# Kuhli Loaches diet requirements



## kcbinder54 (Oct 23, 2010)

Hello all, I was just wondering if anyone knows how much to feed kuhli loaches. I just received 4 loaches and can't find any information on the internet how much to feed but but to make sure to not overfed them. So I am afraid to overfed them. Anyone have an idea?
Thanks,
Kenny


----------



## totziens (Jun 28, 2008)

It's a bit hard to describe how much to feed. It depends on the size of your loaches. It's best to under feed than over feed. So, the rule of thumb is to try to feed them a bit of food and add more if the amount is finished off too quickly. Stop feeding if the food is left untouched. My kuhli loaches love blood worms and Tetrabits.


----------



## Reamer (Mar 3, 2010)

Diet
An unfussy, omnivorous species, it will accept most standard dried, frozen and live foods. It is particularly fond of small invertebrates such as bloodworm and brine shrimp.

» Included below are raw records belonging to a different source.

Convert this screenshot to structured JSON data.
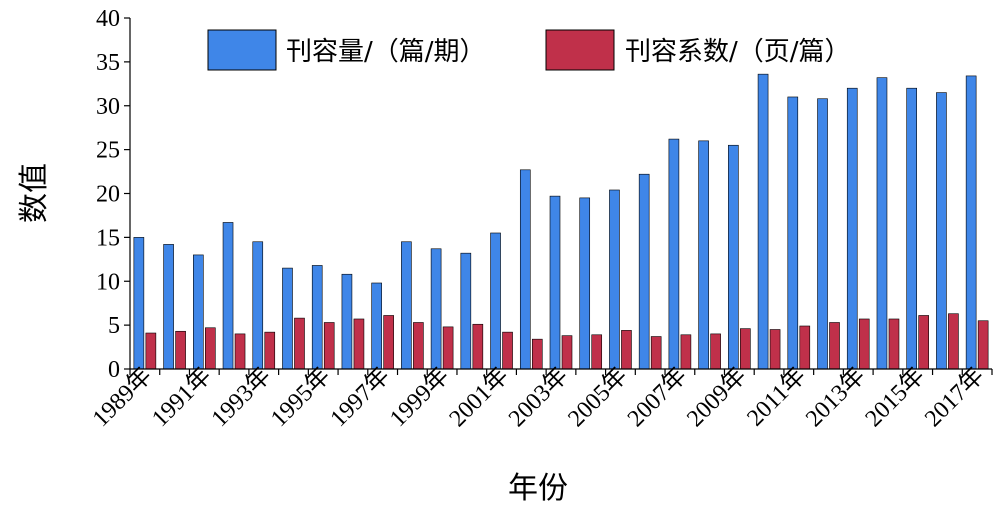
{
  "chart_data": {
    "type": "bar",
    "title": "",
    "xlabel": "年份",
    "ylabel": "数值",
    "ylim": [
      0,
      40
    ],
    "yticks": [
      0,
      5,
      10,
      15,
      20,
      25,
      30,
      35,
      40
    ],
    "legend_position": "top-right",
    "grid": false,
    "categories": [
      "1989年",
      "1990年",
      "1991年",
      "1992年",
      "1993年",
      "1994年",
      "1995年",
      "1996年",
      "1997年",
      "1998年",
      "1999年",
      "2000年",
      "2001年",
      "2002年",
      "2003年",
      "2004年",
      "2005年",
      "2006年",
      "2007年",
      "2008年",
      "2009年",
      "2010年",
      "2011年",
      "2012年",
      "2013年",
      "2014年",
      "2015年",
      "2016年",
      "2017年"
    ],
    "category_labels_shown": [
      "1989年",
      "1991年",
      "1993年",
      "1995年",
      "1997年",
      "1999年",
      "2001年",
      "2003年",
      "2005年",
      "2007年",
      "2009年",
      "2011年",
      "2013年",
      "2015年",
      "2017年"
    ],
    "series": [
      {
        "name": "刊容量/（篇/期）",
        "color": "#3f86e8",
        "values": [
          15.0,
          14.2,
          13.0,
          16.7,
          14.5,
          11.5,
          11.8,
          10.8,
          9.8,
          14.5,
          13.7,
          13.2,
          15.5,
          22.7,
          19.7,
          19.5,
          20.4,
          22.2,
          26.2,
          26.0,
          25.5,
          33.6,
          31.0,
          30.8,
          32.0,
          33.2,
          32.0,
          31.5,
          33.4
        ]
      },
      {
        "name": "刊容系数/（页/篇）",
        "color": "#c0304a",
        "values": [
          4.1,
          4.3,
          4.7,
          4.0,
          4.2,
          5.8,
          5.3,
          5.7,
          6.1,
          5.3,
          4.8,
          5.1,
          4.2,
          3.4,
          3.8,
          3.9,
          4.4,
          3.7,
          3.9,
          4.0,
          4.6,
          4.5,
          4.9,
          5.3,
          5.7,
          5.7,
          6.1,
          6.3,
          5.5
        ]
      }
    ]
  }
}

Feed after lights out to ensure this nocturnal species gets its share.

from here

they also seem to like alge-wafers or at lest the ones in my tank do


----------



## smackpixi (Oct 15, 2008)

They eat just about anything and don't need all that much food. If all you have in your tank is 4 kuhli's, you'll figure out how much to feed soon enough. If there's a bunch of other fish. Feed them, the kuhlis will find what's left. 4 kuhlis would likely be happy with two shrimp pellets a week.


----------